🤖 AI Summary
Long-document event graph generation faces multiple challenges, including event detection, relation identification, and structural alignment, while existing methods neglect event saliency disparities. This paper proposes CALLMSAE—the first unsupervised framework for automatic salient event graph generation—leveraging summary-driven filtering to identify narrative-critical events and integrating iterative LLM-based code generation and refinement to construct high-precision event relation graphs. To support this research, we introduce NYT-SEG, the first large-scale automatically annotated event graph dataset, built via a hybrid approach combining distant supervision and LLM prompt engineering for high-quality graph annotation. Experiments demonstrate that CALLMSAE significantly outperforms mainstream baselines on a human-annotated test set. Furthermore, when fine-tuned on NYT-SEG, our model surpasses the supervised state-of-the-art method CAEVO, validating both the efficacy of saliency-aware modeling and the utility of our novel dataset.
📝 Abstract
Generating event graphs from long documents is challenging due to the inherent complexity of multiple tasks involved such as detecting events, identifying their relationships, and reconciling unstructured input with structured graphs. Recent studies typically consider all events with equal importance, failing to distinguish salient events crucial for understanding narratives. This paper presents CALLMSAE, a CAscading Large Language Model framework for SAlient Event graph generation, which leverages the capabilities of LLMs and eliminates the need for costly human annotations.

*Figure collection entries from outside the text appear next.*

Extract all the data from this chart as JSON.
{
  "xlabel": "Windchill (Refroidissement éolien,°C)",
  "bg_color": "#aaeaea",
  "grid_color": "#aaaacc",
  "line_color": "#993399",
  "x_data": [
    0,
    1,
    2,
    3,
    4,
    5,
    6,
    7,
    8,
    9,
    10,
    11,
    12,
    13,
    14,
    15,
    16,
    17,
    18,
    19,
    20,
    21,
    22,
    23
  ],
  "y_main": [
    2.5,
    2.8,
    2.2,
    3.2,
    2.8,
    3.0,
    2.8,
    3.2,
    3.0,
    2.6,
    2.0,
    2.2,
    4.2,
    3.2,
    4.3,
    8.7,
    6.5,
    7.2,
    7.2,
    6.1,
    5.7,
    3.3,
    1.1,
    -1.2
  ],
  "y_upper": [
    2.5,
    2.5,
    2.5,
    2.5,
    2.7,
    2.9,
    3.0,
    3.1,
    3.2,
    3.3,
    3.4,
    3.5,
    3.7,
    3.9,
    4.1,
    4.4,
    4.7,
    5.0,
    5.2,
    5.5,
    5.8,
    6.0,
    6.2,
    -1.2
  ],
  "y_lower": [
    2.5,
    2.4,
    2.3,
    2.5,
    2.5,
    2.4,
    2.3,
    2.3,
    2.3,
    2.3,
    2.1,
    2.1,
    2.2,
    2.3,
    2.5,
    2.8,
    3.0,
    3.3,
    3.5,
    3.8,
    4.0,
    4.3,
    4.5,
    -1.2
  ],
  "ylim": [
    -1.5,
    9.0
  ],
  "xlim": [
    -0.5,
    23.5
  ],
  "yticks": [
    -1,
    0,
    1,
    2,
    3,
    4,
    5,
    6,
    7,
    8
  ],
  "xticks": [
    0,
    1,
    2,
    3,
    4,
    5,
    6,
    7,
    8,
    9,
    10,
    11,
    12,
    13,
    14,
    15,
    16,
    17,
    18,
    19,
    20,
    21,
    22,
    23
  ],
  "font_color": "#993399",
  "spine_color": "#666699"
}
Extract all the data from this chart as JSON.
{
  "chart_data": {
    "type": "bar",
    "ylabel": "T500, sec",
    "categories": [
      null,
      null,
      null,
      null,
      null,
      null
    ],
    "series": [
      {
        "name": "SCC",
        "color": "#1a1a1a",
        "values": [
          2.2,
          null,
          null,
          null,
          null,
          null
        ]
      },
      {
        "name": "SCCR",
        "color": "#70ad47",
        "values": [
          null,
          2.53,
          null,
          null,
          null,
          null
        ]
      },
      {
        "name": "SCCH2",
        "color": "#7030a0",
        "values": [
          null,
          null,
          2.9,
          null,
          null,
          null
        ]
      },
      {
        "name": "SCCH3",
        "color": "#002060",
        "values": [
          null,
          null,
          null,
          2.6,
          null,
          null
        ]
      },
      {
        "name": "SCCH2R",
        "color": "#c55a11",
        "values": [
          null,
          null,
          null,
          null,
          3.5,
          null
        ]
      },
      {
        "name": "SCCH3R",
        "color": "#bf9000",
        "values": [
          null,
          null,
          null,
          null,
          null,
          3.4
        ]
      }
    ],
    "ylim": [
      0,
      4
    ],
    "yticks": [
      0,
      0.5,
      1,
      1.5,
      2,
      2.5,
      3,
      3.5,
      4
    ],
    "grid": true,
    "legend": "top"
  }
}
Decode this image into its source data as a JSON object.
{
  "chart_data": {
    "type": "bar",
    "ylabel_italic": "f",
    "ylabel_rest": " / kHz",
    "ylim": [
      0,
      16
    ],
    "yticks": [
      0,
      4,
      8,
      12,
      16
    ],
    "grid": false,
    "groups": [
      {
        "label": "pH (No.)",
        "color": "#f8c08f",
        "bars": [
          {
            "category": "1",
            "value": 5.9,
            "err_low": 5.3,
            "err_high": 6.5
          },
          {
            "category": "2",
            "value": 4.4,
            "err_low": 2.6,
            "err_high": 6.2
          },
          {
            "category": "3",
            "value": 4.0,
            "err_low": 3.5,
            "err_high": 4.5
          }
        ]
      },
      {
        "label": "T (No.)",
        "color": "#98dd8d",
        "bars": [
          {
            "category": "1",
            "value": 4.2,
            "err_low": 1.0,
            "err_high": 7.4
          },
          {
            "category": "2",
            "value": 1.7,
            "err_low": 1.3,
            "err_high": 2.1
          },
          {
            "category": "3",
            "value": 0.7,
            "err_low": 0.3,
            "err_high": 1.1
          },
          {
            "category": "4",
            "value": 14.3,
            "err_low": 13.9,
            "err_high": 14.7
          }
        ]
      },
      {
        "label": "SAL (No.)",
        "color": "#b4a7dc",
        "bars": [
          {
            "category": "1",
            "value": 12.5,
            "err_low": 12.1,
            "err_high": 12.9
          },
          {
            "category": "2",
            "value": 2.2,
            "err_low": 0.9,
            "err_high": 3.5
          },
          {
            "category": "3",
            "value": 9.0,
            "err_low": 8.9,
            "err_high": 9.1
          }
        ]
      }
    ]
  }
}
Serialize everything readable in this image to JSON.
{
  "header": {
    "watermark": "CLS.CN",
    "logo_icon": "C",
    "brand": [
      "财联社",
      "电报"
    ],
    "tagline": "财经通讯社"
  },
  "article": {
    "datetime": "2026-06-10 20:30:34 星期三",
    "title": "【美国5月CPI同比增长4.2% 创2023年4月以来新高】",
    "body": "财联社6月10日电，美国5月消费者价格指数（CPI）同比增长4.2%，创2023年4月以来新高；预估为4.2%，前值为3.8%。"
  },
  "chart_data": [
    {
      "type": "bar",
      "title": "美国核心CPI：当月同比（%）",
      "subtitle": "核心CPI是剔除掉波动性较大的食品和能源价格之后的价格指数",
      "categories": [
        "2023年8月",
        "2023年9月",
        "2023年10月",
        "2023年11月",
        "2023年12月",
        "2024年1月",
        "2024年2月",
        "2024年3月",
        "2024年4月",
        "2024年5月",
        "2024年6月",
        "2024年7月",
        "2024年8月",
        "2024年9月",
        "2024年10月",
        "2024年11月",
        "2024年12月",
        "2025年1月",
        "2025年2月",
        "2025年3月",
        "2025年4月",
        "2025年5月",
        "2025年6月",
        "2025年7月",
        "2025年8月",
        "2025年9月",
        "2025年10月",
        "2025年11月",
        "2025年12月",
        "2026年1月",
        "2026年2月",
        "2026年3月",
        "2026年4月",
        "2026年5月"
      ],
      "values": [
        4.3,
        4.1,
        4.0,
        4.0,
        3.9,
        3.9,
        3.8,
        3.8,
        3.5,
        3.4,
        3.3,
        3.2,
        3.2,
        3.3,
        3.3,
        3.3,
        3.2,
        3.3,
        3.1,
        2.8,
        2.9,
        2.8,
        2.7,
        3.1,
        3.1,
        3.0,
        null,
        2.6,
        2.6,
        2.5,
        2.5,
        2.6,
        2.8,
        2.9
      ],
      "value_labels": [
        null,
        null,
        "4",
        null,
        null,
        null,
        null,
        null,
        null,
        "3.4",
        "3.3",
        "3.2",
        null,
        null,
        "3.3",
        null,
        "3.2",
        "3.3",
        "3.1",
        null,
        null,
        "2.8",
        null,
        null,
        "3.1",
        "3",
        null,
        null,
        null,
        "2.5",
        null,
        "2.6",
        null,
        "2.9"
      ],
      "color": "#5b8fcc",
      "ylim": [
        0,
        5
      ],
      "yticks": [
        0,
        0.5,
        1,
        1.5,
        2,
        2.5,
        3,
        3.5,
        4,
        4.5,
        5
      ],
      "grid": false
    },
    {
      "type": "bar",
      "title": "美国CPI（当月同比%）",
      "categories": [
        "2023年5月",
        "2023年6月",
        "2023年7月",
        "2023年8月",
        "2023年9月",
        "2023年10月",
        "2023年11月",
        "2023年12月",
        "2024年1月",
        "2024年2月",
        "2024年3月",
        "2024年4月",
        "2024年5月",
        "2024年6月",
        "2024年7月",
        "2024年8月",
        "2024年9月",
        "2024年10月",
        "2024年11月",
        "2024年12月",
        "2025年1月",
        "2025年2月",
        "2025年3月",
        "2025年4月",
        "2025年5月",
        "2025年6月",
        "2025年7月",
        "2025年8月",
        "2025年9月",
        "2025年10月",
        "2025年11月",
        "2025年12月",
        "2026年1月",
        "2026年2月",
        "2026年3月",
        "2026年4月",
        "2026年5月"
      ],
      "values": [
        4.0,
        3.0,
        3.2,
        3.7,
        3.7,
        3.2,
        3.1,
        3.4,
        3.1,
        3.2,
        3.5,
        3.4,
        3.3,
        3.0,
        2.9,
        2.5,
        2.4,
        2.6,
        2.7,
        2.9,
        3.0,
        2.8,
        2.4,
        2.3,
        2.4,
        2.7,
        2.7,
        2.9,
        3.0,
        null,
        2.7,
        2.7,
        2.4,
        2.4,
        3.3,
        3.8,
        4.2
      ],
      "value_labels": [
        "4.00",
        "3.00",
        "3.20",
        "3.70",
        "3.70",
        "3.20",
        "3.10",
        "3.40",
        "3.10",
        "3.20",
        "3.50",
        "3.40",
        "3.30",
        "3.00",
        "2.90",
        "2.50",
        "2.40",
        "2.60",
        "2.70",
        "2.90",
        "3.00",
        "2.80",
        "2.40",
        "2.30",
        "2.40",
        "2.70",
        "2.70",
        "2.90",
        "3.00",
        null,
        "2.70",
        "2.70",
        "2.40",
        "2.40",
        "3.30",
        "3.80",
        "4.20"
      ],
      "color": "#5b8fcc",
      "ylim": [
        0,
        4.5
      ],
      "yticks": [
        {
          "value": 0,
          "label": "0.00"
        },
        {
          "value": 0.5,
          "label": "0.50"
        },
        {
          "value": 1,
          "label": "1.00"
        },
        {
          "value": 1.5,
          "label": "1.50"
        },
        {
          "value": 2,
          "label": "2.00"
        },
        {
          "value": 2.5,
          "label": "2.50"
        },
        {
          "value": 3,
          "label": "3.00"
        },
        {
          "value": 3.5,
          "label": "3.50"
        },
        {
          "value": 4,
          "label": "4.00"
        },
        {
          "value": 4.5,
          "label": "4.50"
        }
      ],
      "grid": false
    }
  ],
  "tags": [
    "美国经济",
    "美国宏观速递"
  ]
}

We first identify salient events by prompting LLMs to generate summaries, from which salient events are identified. Next, we develop an iterative code refinement prompting strategy to generate event relation graphs, removing hallucinated relations and recovering missing edges. Powered by CALLMSAE, we present extit{NYT-SEG}, a large-scale automatically annotated event graph dataset which can serve as distant supervision signals. Fine-tuning contextualised graph generation models on extit{NYT-SEG} outperforms the models trained on CAEVO data. Results on a human-annotated test set show that the proposed method generates salient and more accurate graphs, outperforming competitive baselines.